The provosts have been: in 1755-1779 and in 1789-1803, William Smith; in 1779-1791, of the university of the state of Pennsylvania, John Ewing (1732-1802); in 1807-1810, John McDowell (1750-1820); in 1810-1813, John Andrews (1746-1813); in 1813-1828, Frederick Beasley (1777-1845); in 1828-1833, William Heathcote De Lancey (1797-1865); in 1834-1853, John Ludlow (1793-1857); in 1854-1859, Henry Vethake (1792-1866); in 1860-1868, Daniel Raynes Goodwin (1811-1890); in 1868-1880, Charles Janeway Stillé (1819-1899); in 1881-1894, William Pepper (1843-1898); in 1894-1910, Charles Custis Harrison (b. 1844), and in 1911 sqq. Edgar Fahs Smith (b. 1856).

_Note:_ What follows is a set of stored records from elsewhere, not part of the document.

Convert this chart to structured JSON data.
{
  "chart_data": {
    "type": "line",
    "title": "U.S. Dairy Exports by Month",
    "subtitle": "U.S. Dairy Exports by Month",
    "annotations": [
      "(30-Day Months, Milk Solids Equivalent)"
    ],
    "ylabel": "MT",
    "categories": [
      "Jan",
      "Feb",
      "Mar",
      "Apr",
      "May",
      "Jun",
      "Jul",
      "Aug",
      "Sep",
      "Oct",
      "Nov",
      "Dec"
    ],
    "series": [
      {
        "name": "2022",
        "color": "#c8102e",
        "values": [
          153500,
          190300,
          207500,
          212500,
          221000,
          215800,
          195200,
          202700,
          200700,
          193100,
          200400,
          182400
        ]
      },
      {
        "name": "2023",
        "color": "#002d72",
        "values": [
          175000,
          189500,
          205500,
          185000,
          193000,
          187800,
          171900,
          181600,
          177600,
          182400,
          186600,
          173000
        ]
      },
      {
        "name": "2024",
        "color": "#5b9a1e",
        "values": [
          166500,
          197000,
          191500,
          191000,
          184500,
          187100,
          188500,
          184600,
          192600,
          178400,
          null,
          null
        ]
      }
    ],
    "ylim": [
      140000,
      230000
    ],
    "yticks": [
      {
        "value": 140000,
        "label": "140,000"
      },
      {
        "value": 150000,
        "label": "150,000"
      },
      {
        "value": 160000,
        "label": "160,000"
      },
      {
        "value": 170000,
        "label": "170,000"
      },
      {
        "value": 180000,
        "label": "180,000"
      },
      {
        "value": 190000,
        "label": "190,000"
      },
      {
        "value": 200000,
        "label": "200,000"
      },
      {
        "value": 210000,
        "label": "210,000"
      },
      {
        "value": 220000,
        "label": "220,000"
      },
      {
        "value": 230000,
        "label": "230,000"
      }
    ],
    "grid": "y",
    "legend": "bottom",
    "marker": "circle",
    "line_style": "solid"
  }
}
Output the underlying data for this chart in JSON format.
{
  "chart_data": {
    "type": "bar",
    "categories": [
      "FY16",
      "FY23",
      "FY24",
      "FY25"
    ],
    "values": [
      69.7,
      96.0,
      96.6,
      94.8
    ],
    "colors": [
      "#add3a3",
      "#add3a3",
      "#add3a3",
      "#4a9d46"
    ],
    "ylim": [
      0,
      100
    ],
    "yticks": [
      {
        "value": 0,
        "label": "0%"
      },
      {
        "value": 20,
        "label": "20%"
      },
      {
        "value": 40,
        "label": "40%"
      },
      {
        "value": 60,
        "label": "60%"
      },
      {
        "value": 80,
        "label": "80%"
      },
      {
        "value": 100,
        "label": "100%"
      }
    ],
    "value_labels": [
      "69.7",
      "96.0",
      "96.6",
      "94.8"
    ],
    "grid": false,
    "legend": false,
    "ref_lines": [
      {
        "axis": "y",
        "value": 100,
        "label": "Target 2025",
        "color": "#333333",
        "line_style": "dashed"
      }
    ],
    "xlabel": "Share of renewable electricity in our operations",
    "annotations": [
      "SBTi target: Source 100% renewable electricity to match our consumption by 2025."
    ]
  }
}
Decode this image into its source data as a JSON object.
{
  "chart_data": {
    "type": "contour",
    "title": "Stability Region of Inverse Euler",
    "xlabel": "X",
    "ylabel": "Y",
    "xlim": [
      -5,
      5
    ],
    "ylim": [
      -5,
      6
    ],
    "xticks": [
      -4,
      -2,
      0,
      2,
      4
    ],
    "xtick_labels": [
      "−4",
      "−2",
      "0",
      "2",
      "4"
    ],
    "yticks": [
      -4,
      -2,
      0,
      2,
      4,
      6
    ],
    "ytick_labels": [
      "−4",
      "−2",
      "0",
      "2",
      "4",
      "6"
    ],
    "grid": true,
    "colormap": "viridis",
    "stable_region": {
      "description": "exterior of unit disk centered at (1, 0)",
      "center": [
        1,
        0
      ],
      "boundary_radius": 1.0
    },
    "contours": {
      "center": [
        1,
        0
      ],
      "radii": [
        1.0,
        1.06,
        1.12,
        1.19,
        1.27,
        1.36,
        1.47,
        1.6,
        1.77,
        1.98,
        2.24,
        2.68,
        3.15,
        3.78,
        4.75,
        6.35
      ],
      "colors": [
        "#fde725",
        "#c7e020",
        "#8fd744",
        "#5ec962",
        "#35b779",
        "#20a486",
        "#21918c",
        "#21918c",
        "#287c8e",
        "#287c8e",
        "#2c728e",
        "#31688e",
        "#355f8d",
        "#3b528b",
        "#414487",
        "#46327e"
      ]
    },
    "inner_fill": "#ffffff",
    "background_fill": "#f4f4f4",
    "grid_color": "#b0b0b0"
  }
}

See T. H. Montgomery, A History of the University of Pennsylvania from its Foundation to A.D. 1770 (Philadelphia, 1900); George B. Wood, Early History of the University of Pennsylvania (3rd ed., ibid., 1896); J. B. McMaster, The University of Pennsylvania (ibid. 1897); G. E. Nitzsche, Official Guide to the University of Pennsylvania (ibid., 1906); and Edward P. Cheyney, “University of Pennsylvania,” in vol. i. of Universities and their Sons (Boston, 1901).


  1. Probably the actual reason was that the assembly, dominated by the advocates of the radical constitution of 1776, was attempting to punish the trustees of the college, who were almost all “anti-constitutionalists.”